= Geoffrey Plumpton Wilson =

English footballer

Geoffrey Plumpton Wilson (21 February 1878 – 30 July 1934) was an English amateur footballer who played at inside left. He made two appearances for England in 1900, scoring once. He was a member of the Corinthian amateur club and made three appearances for Southampton in 1901.

==Early life and education ==
Wilson was born in Bourne, Lincolnshire, the son of the Revd. Plumpton Stravenson Wilson, and the younger brother of Charles Plumpton Wilson. Their sister Mary was the mother of Archbishop Michael Ramsey.

He was educated at Rossall School and played for the school XI between 1894 and 1896, captaining the side in 1896.

==Football career==
On leaving school he joined the amateur Corinthian club, where he played between 1897 and 1902, as well as turning out occasionally for Casuals. He made his Corinthian debut at inside-left on 30 October 1897, in a 2–0 victory over Sheffield Wednesday (Corinthian's goals were both scored by Gilbert Smith). His medical career restricted his opportunities to play for Corinthians, and over five years he made 32 appearances, scoring nine goals.

He was called up for England for the Home International Championship match against Wales on 26 March 1900. He played alongside his Corinthian colleagues Tip Foster (also making his international debut) and Gilbert Smith up front, with William Oakley in defence. Wilson scored after three minutes, but Wales equalized through Billy Meredith and the match finished 1–1. He retained his place for the next England match, against Scotland on 7 April.
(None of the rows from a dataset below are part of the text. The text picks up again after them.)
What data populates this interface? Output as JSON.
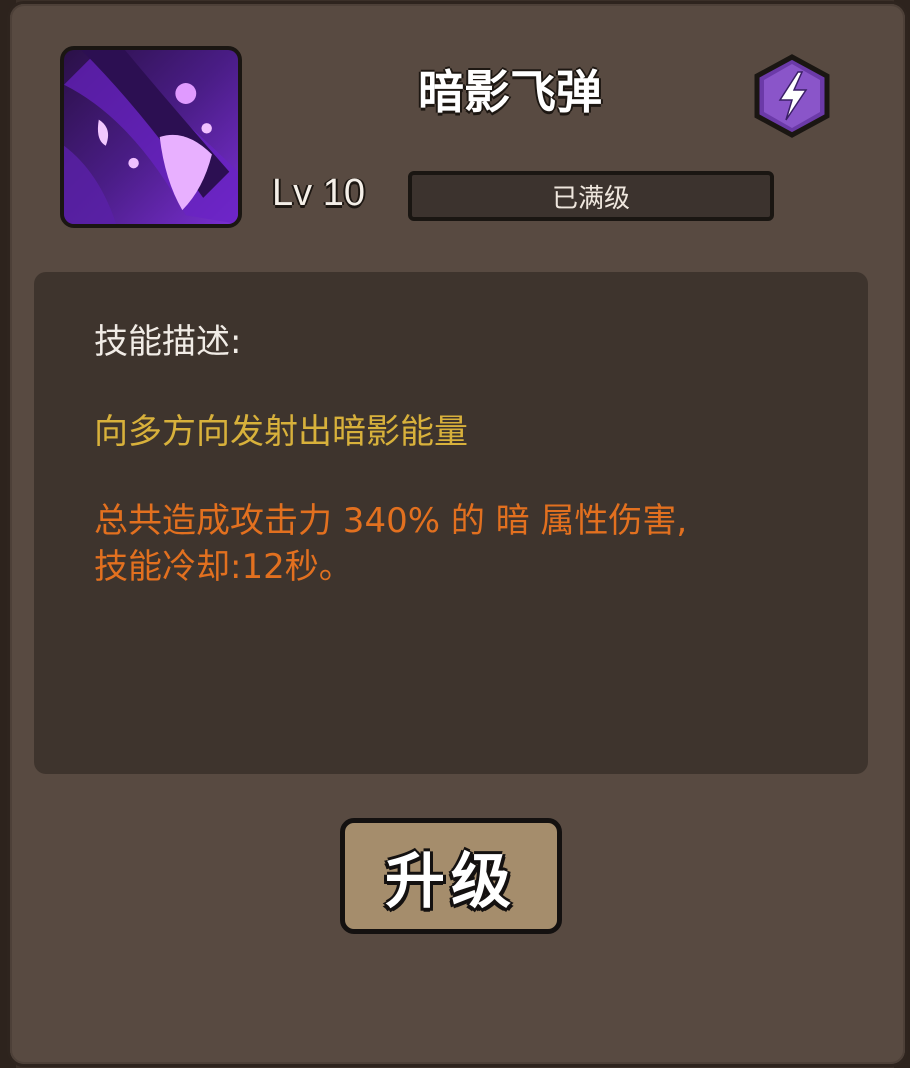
{
  "skill": {
    "name": "暗影飞弹",
    "icon": "shadow-missile-icon",
    "level_label": "Lv 10",
    "level_status": "已满级",
    "element_icon": "lightning-hexagon-icon"
  },
  "description": {
    "heading": "技能描述:",
    "summary": "向多方向发射出暗影能量",
    "effect": "总共造成攻击力 340% 的 暗 属性伤害,\n技能冷却:12秒。"
  },
  "actions": {
    "upgrade_label": "升级"
  },
  "colors": {
    "panel": "#584a41",
    "summary_text": "#d8b13b",
    "effect_text": "#e2701f",
    "button": "#a58d6c"
  }
}
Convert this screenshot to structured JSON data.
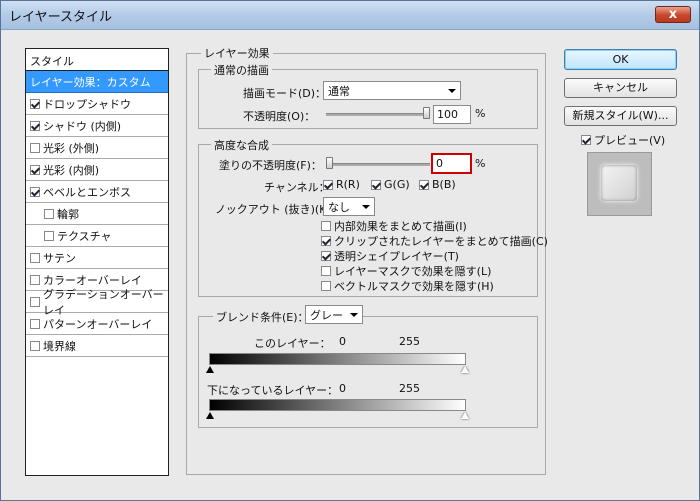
{
  "window": {
    "title": "レイヤースタイル",
    "close_label": "x"
  },
  "left_panel": {
    "header": "スタイル",
    "items": [
      {
        "label": "レイヤー効果：カスタム",
        "checkbox": false,
        "checked": false,
        "selected": true
      },
      {
        "label": "ドロップシャドウ",
        "checkbox": true,
        "checked": true
      },
      {
        "label": "シャドウ (内側)",
        "checkbox": true,
        "checked": true
      },
      {
        "label": "光彩 (外側)",
        "checkbox": true,
        "checked": false
      },
      {
        "label": "光彩 (内側)",
        "checkbox": true,
        "checked": true
      },
      {
        "label": "ベベルとエンボス",
        "checkbox": true,
        "checked": true
      },
      {
        "label": "輪郭",
        "checkbox": true,
        "checked": false,
        "indent": true
      },
      {
        "label": "テクスチャ",
        "checkbox": true,
        "checked": false,
        "indent": true
      },
      {
        "label": "サテン",
        "checkbox": true,
        "checked": false
      },
      {
        "label": "カラーオーバーレイ",
        "checkbox": true,
        "checked": false
      },
      {
        "label": "グラデーションオーバーレイ",
        "checkbox": true,
        "checked": false
      },
      {
        "label": "パターンオーバーレイ",
        "checkbox": true,
        "checked": false
      },
      {
        "label": "境界線",
        "checkbox": true,
        "checked": false
      }
    ]
  },
  "layer_effects": {
    "title": "レイヤー効果",
    "normal_blend": {
      "title": "通常の描画",
      "blend_mode_label": "描画モード(D)：",
      "blend_mode_value": "通常",
      "opacity_label": "不透明度(O)：",
      "opacity_value": "100",
      "opacity_unit": "%",
      "opacity_level": 1.0
    },
    "advanced_blend": {
      "title": "高度な合成",
      "fill_opacity_label": "塗りの不透明度(F)：",
      "fill_opacity_value": "0",
      "fill_opacity_unit": "%",
      "fill_opacity_level": 0.0,
      "channels_label": "チャンネル：",
      "channels": [
        {
          "label": "R(R)",
          "checked": true
        },
        {
          "label": "G(G)",
          "checked": true
        },
        {
          "label": "B(B)",
          "checked": true
        }
      ],
      "knockout_label": "ノックアウト (抜き)(K)：",
      "knockout_value": "なし",
      "options": [
        {
          "label": "内部効果をまとめて描画(I)",
          "checked": false
        },
        {
          "label": "クリップされたレイヤーをまとめて描画(C)",
          "checked": true
        },
        {
          "label": "透明シェイプレイヤー(T)",
          "checked": true
        },
        {
          "label": "レイヤーマスクで効果を隠す(L)",
          "checked": false
        },
        {
          "label": "ベクトルマスクで効果を隠す(H)",
          "checked": false
        }
      ]
    },
    "blend_if": {
      "label": "ブレンド条件(E)：",
      "value": "グレー",
      "this_layer_label": "このレイヤー：",
      "this_layer_min": "0",
      "this_layer_max": "255",
      "underlying_label": "下になっているレイヤー：",
      "underlying_min": "0",
      "underlying_max": "255"
    }
  },
  "buttons": {
    "ok": "OK",
    "cancel": "キャンセル",
    "new_style": "新規スタイル(W)...",
    "preview_label": "プレビュー(V)",
    "preview_checked": true
  },
  "colors": {
    "selection": "#3399ff",
    "highlight_box": "#cc0000"
  }
}
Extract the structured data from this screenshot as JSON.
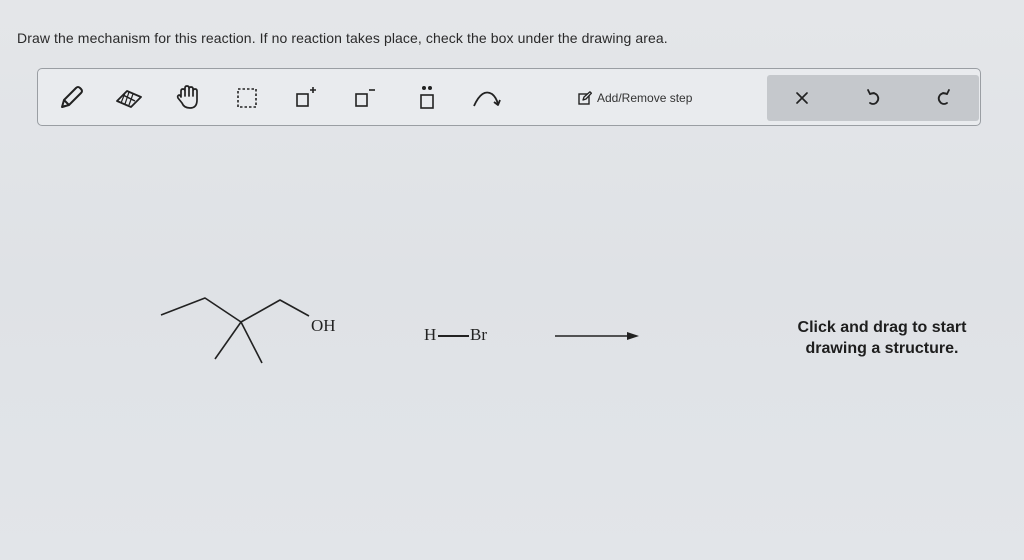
{
  "instruction": "Draw the mechanism for this reaction. If no reaction takes place, check the box under the drawing area.",
  "toolbar": {
    "tools": [
      {
        "name": "pencil-icon"
      },
      {
        "name": "eraser-icon"
      },
      {
        "name": "hand-icon"
      },
      {
        "name": "selection-box-icon"
      },
      {
        "name": "add-positive-charge-icon",
        "label": "+"
      },
      {
        "name": "add-negative-charge-icon",
        "label": "−"
      },
      {
        "name": "add-lone-pair-icon",
        "label": "••"
      },
      {
        "name": "curved-arrow-icon"
      }
    ],
    "add_remove_step_label": "Add/Remove step",
    "actions": [
      {
        "name": "clear-icon"
      },
      {
        "name": "undo-icon"
      },
      {
        "name": "redo-icon"
      }
    ]
  },
  "canvas": {
    "oh_label": "OH",
    "h_label": "H",
    "br_label": "Br",
    "hint_line1": "Click and drag to start",
    "hint_line2": "drawing a structure."
  }
}
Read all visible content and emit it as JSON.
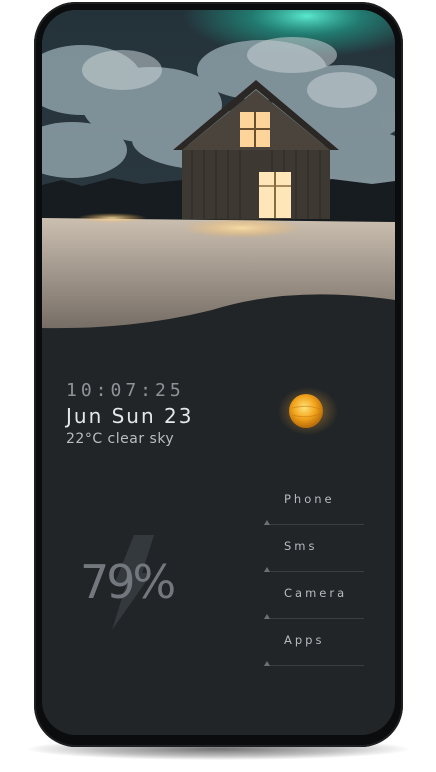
{
  "colors": {
    "screen_bg": "#222527",
    "accent_sun": "#f2a41c",
    "text_primary": "#e4e6e8",
    "text_muted": "#8e9398"
  },
  "clock": {
    "time": "10:07:25",
    "date": "Jun Sun 23"
  },
  "weather": {
    "summary": "22°C  clear sky",
    "icon": "sun-icon"
  },
  "battery": {
    "percent_text": "79%",
    "level": 0.79,
    "icon": "lightning-bolt-icon"
  },
  "apps": [
    {
      "label": "Phone"
    },
    {
      "label": "Sms"
    },
    {
      "label": "Camera"
    },
    {
      "label": "Apps"
    }
  ]
}
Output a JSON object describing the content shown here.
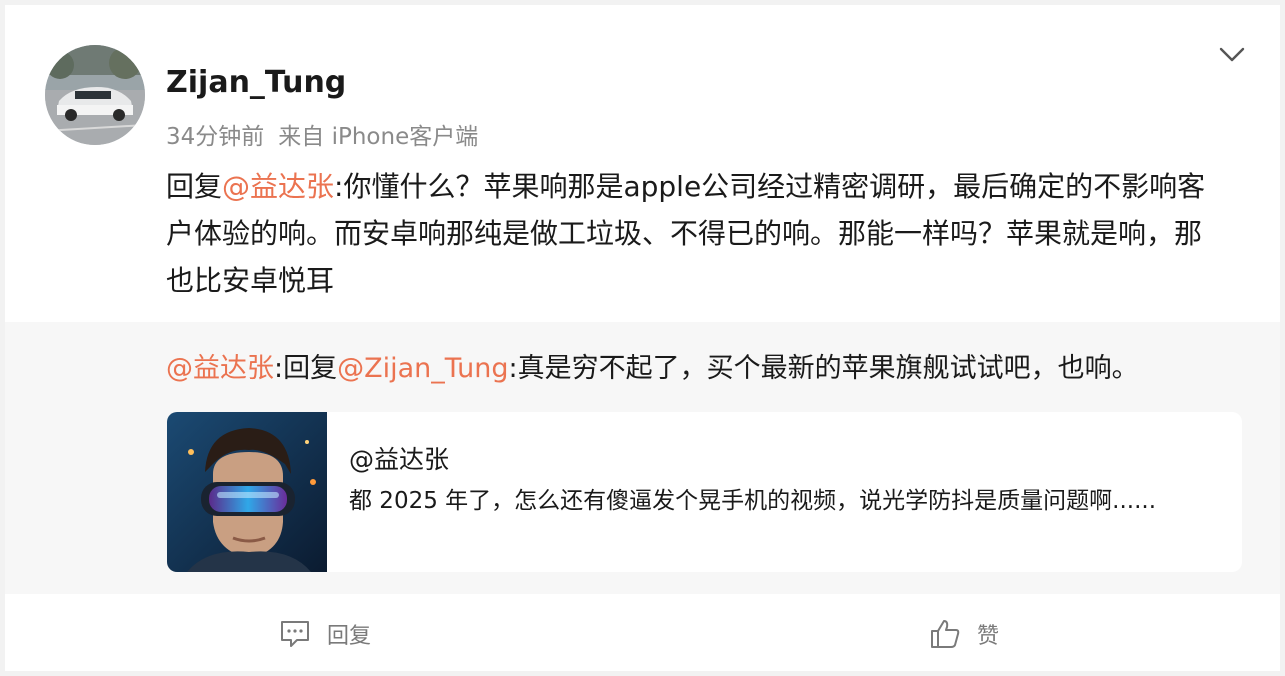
{
  "post": {
    "username": "Zijan_Tung",
    "time": "34分钟前",
    "source": "来自 iPhone客户端",
    "reply_prefix": "回复",
    "mention": "@益达张",
    "body": ":你懂什么？苹果响那是apple公司经过精密调研，最后确定的不影响客户体验的响。而安卓响那纯是做工垃圾、不得已的响。那能一样吗？苹果就是响，那也比安卓悦耳"
  },
  "quoted": {
    "mention_author": "@益达张",
    "sep": ":回复",
    "mention_target": "@Zijan_Tung",
    "body": ":真是穷不起了，买个最新的苹果旗舰试试吧，也响。"
  },
  "link_card": {
    "author": "@益达张",
    "body": "都 2025 年了，怎么还有傻逼发个晃手机的视频，说光学防抖是质量问题啊......"
  },
  "actions": {
    "reply_label": "回复",
    "like_label": "赞"
  },
  "icons": {
    "menu": "chevron-down-icon",
    "reply": "comment-icon",
    "like": "thumbs-up-icon"
  },
  "colors": {
    "mention": "#eb7350",
    "meta": "#8a8a8a",
    "quote_background": "#f7f7f7"
  }
}
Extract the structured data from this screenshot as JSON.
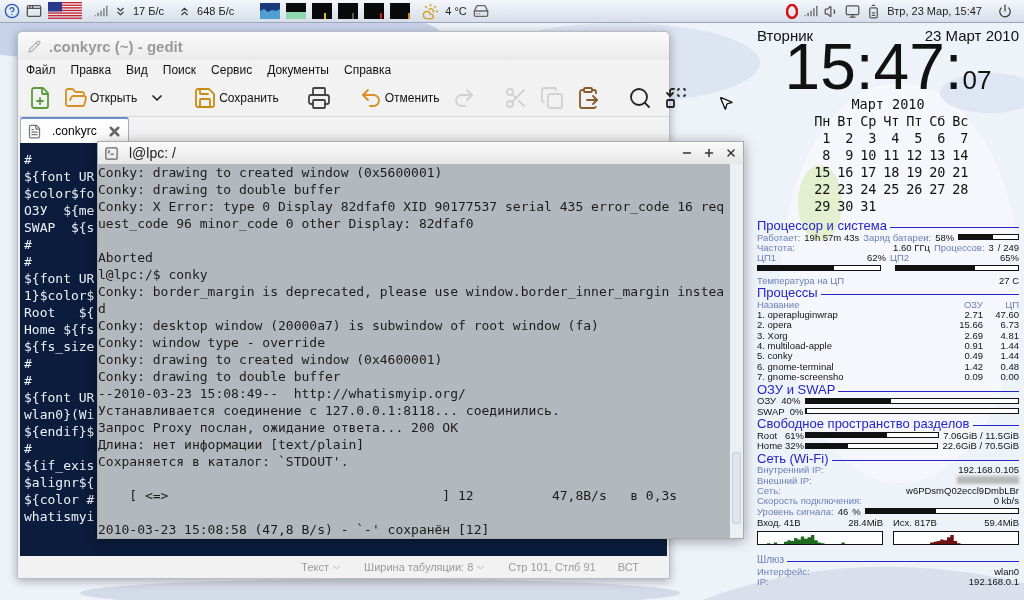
{
  "top_panel": {
    "download": "17 Б/с",
    "upload": "648 Б/с",
    "temperature": "4 °C",
    "clock": "Втр, 23 Мар, 15:47"
  },
  "gedit": {
    "title": ".conkyrc (~) - gedit",
    "menu": [
      "Файл",
      "Правка",
      "Вид",
      "Поиск",
      "Сервис",
      "Документы",
      "Справка"
    ],
    "toolbar": [
      {
        "kind": "new",
        "disabled": false
      },
      {
        "kind": "open",
        "label": "Открыть",
        "disabled": false
      },
      {
        "kind": "dropdown",
        "disabled": false
      },
      {
        "kind": "save",
        "label": "Сохранить",
        "disabled": false
      },
      {
        "kind": "print",
        "disabled": false
      },
      {
        "kind": "undo",
        "label": "Отменить",
        "disabled": false
      },
      {
        "kind": "redo",
        "disabled": true
      },
      {
        "kind": "cut",
        "disabled": true
      },
      {
        "kind": "copy",
        "disabled": true
      },
      {
        "kind": "paste",
        "disabled": false
      },
      {
        "kind": "search",
        "disabled": false
      },
      {
        "kind": "replace",
        "disabled": false
      }
    ],
    "tab": {
      "label": ".conkyrc",
      "selected": true
    },
    "lines": [
      "#",
      "${font UR",
      "$color$fo",
      "ОЗУ  ${me",
      "SWAP  ${s",
      "#",
      "#",
      "${font UR",
      "1}$color$",
      "Root   ${",
      "Home ${fs",
      "${fs_size",
      "#",
      "#",
      "${font UR",
      "wlan0}(Wi",
      "${endif}$",
      "#",
      "${if_exis",
      "$alignr${",
      "${color #",
      "whatismyi"
    ],
    "status_bar": [
      {
        "text": "Текст",
        "dropdown": true
      },
      {
        "text": "Ширина табуляции: 8",
        "dropdown": true
      },
      {
        "text": "Стр 101, Стлб 91",
        "dropdown": false
      },
      {
        "text": "ВСТ",
        "dropdown": false
      }
    ]
  },
  "terminal": {
    "title": "l@lpc: /",
    "lines": [
      {
        "text": "Conky: drawing to created window (0x5600001)",
        "blank_after": false
      },
      {
        "text": "Conky: drawing to double buffer",
        "blank_after": false
      },
      {
        "text": "Conky: X Error: type 0 Display 82dfaf0 XID 90177537 serial 435 error_code 16 req",
        "blank_after": false
      },
      {
        "text": "uest_code 96 minor_code 0 other Display: 82dfaf0",
        "blank_after": true
      },
      {
        "text": "Aborted",
        "blank_after": false
      },
      {
        "text": "l@lpc:/$ conky",
        "blank_after": false
      },
      {
        "text": "Conky: border_margin is deprecated, please use window.border_inner_margin instea",
        "blank_after": false
      },
      {
        "text": "d",
        "blank_after": false
      },
      {
        "text": "Conky: desktop window (20000a7) is subwindow of root window (fa)",
        "blank_after": false
      },
      {
        "text": "Conky: window type - override",
        "blank_after": false
      },
      {
        "text": "Conky: drawing to created window (0x4600001)",
        "blank_after": false
      },
      {
        "text": "Conky: drawing to double buffer",
        "blank_after": false
      },
      {
        "text": "--2010-03-23 15:08:49--  http://whatismyip.org/",
        "blank_after": false
      },
      {
        "text": "Устанавливается соединение с 127.0.0.1:8118... соединились.",
        "blank_after": false
      },
      {
        "text": "Запрос Proxy послан, ожидание ответа... 200 OK",
        "blank_after": false
      },
      {
        "text": "Длина: нет информации [text/plain]",
        "blank_after": false
      },
      {
        "text": "Сохраняется в каталог: `STDOUT'.",
        "blank_after": true
      },
      {
        "text": "    [ <=>                                   ] 12          47,8B/s   в 0,3s",
        "blank_after": true
      },
      {
        "text": "2010-03-23 15:08:58 (47,8 B/s) - `-' сохранён [12]",
        "blank_after": false
      }
    ]
  },
  "conky": {
    "day": "Вторник",
    "date": "23 Март 2010",
    "time": "15:47:",
    "seconds": "07",
    "calendar": {
      "title": "Март 2010",
      "weekdays": [
        "Пн",
        "Вт",
        "Ср",
        "Чт",
        "Пт",
        "Сб",
        "Вс"
      ],
      "weeks": [
        [
          "1",
          "2",
          "3",
          "4",
          "5",
          "6",
          "7"
        ],
        [
          "8",
          "9",
          "10",
          "11",
          "12",
          "13",
          "14"
        ],
        [
          "15",
          "16",
          "17",
          "18",
          "19",
          "20",
          "21"
        ],
        [
          "22",
          "23",
          "24",
          "25",
          "26",
          "27",
          "28"
        ],
        [
          "29",
          "30",
          "31"
        ]
      ]
    },
    "sections": [
      {
        "kind": "system",
        "title": "Процессор и система",
        "uptime": {
          "label": "Работает:",
          "value": "19h 57m 43s"
        },
        "battery": {
          "label": "Заряд батареи:",
          "value": "58%",
          "level": 0.58
        },
        "frequency": {
          "label": "Частота:",
          "value": "1.60 ГГц"
        },
        "processes": {
          "label": "Процессов:",
          "running": "3",
          "total": "/ 249"
        },
        "cpus": [
          {
            "label": "ЦП1",
            "value": "62%",
            "level": 0.62
          },
          {
            "label": "ЦП2",
            "value": "65%",
            "level": 0.65
          }
        ],
        "temperature": {
          "label": "Температура на ЦП",
          "value": "27 С"
        }
      },
      {
        "kind": "processes",
        "title": "Процессы",
        "columns": [
          "Название",
          "ОЗУ",
          "ЦП"
        ],
        "rows": [
          {
            "name": "1. operapluginwrap",
            "ram": "2.71",
            "cpu": "47.60"
          },
          {
            "name": "2. opera",
            "ram": "15.66",
            "cpu": "6.73"
          },
          {
            "name": "3. Xorg",
            "ram": "2.69",
            "cpu": "4.81"
          },
          {
            "name": "4. multiload-apple",
            "ram": "0.91",
            "cpu": "1.44"
          },
          {
            "name": "5. conky",
            "ram": "0.49",
            "cpu": "1.44"
          },
          {
            "name": "6. gnome-terminal",
            "ram": "1.42",
            "cpu": "0.48"
          },
          {
            "name": "7. gnome-screensho",
            "ram": "0.09",
            "cpu": "0.00"
          }
        ]
      },
      {
        "kind": "bars",
        "title": "ОЗУ и SWAP",
        "items": [
          {
            "label": "ОЗУ  40%",
            "level": 0.4
          },
          {
            "label": "SWAP  0%",
            "level": 0
          }
        ]
      },
      {
        "kind": "bars",
        "title": "Свободное пространство разделов",
        "items": [
          {
            "label": "Root   61%",
            "level": 0.61,
            "value": "7.06GiB / 11.5GiB"
          },
          {
            "label": "Home 32%",
            "level": 0.32,
            "value": "22.6GiB / 70.5GiB"
          }
        ]
      },
      {
        "kind": "network",
        "title": "Сеть (Wi-Fi)",
        "fields": [
          {
            "label": "Внутренний IP:",
            "value": "192.168.0.105",
            "blurred": false
          },
          {
            "label": "Внешний IP:",
            "blurred": true
          },
          {
            "label": "Сеть:",
            "value": "w6PDsmQ02eccl9DmbLBr",
            "blurred": false
          },
          {
            "label": "Скорость подключения:",
            "value": "0 kb/s",
            "blurred": false
          }
        ],
        "signal": {
          "label": "Уровень сигнала:",
          "value": "46",
          "unit": "%",
          "level": 0.46
        },
        "traffic": [
          {
            "label": "Вход. 41B",
            "total": "28.4MiB",
            "color": "#1f6a1f"
          },
          {
            "label": "Исх. 817B",
            "total": "59.4MiB",
            "color": "#6e1212"
          }
        ]
      },
      {
        "kind": "gateway",
        "title": "Шлюз",
        "fields": [
          {
            "label": "Интерфейс:",
            "value": "wlan0",
            "blurred": false
          },
          {
            "label": "IP:",
            "value": "192.168.0.1",
            "blurred": false
          }
        ]
      }
    ]
  }
}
Scotland won the match easily by four goals to one, with a hat trick from Robert McColl.

He was a friend and colleague of C. B. Fry, who recommended him to Southampton who engaged him as cover for the injured Albert Brown for three consecutive matches in October/November 1901. Although he showed "flashes of his international quality", he left The Dell in November to concentrate on his medical studies.

==Life outside football==
He qualified as a physician and surgeon in 1902, and went on to make a number of appearances for the London Hospitals side.

He also played Minor Counties cricket for Lincolnshire including playing against India in 1911.

He died on 30 July 1934 at Ketton near Stamford, Lincolnshire.